Peggy admitted she was ready for bed, but she refused the invitation with all her old acrimony. "I'll bet the mattress is almost as thin as the towels. The old lady didn't exactly knock herself out furnishing this place, did she?"
"It's adequate. Are you sure you don't want company? I'll stay with you if you like."
"The only company I want is this genealogy." Peggy tucked it and the notes she had made into her bag. "Don't get sentimental and mushy, Karen, I don't need a shoulder to cry on. You needn't pick me up tomorrow. I know how to find the place now. Suppose I get here about nine? I'll bring doughnuts or something equally unhealthy. We'll finish planning our campaign, and then drive out to have a look at the house. Do you suppose your friend Cameron will be working there tomorrow?"
"Probably." Karen located her keys and opened the doo
r. "Watch the steps, they're steep. Why do you want to see the house? I told you—"
"I am not questioning your data," Peggy said, determinedly patient. "I just want to see the damned place, okay?"
"Okay, okay." Karen unlocked the trunk and put the briefcase inside.
"Cautious little creature, aren't you?" Peggy said. "Do you haul that manuscript with you everywhere you go?"
"Yes, I do. There's no safe hiding place in the apartment. It wouldn't take much strength to force the door."
"That was not a criticism, just a simple question." Peggy settled herself with a grunt and reached for the seat belt. "I have to admit I keep losing sight of how valuable the damned thing is. Not in monetary terms but—"
"I wouldn't lose sight of the monetary terms," Karen said grimly. "How much do you suppose Bill would pay for a copy?"
"Please don't say things like that," Peggy pleaded. "The idea opens up too many horrible possibilities. Bill's not the only one who would pay for a copy, you know. You shouldn't have called him a son of a bitch."
"He is a son of a bitch."
"Who knows?" Peggy murmured. "Life is full of surprises. That is what makes it so interesting."
Cameron was descending a long ladder when they caught sight of him.

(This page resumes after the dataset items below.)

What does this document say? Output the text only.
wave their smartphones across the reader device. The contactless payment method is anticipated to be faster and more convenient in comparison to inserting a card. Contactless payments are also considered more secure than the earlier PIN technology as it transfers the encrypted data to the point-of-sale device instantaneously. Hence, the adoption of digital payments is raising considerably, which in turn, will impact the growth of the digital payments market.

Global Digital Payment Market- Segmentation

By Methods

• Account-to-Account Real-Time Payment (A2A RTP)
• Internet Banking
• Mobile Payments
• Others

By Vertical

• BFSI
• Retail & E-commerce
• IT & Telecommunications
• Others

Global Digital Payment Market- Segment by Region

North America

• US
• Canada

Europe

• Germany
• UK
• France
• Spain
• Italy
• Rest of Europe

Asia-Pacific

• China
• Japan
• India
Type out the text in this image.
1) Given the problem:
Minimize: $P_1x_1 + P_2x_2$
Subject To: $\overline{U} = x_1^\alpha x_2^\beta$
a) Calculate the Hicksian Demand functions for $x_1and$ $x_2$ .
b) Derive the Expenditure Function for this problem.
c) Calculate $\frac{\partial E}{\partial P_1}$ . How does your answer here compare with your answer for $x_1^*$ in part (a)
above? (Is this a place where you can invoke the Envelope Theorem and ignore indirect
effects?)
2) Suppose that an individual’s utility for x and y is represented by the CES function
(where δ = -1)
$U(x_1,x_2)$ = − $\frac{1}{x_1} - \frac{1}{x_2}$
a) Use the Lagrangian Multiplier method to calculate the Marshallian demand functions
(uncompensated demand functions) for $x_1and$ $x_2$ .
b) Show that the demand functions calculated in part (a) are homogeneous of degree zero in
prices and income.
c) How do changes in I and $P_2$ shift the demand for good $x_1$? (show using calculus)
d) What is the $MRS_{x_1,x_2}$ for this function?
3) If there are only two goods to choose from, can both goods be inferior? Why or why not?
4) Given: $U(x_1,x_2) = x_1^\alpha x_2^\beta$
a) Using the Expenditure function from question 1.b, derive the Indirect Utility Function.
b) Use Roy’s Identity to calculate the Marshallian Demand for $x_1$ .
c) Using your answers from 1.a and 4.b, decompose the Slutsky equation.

Karen deduced he had been painting the shutters or woodwork of an upper window, and had left off when he heard the car.
"Who's that?" Peggy demanded, staring. "Not the prim and proper business gent we had dinner with? Wow! Who'd have thought he had such a good-looking pair of—"
"Shhh! He'll hear you."
"He can't possibly hear me. Anyhow, what's wrong with expressing admiration of a shapely body? Men do it all the time. The rest of him isn't bad, either. Except for his expression. I don't think he's happy to see us."
"Peggy, if you don't shut up ..." Karen hastily got out of the car and hailed their obviously unenthusiastic host. "Good morning. I'm sorry if we disturbed you. You remember Dr. Finneyfrock?"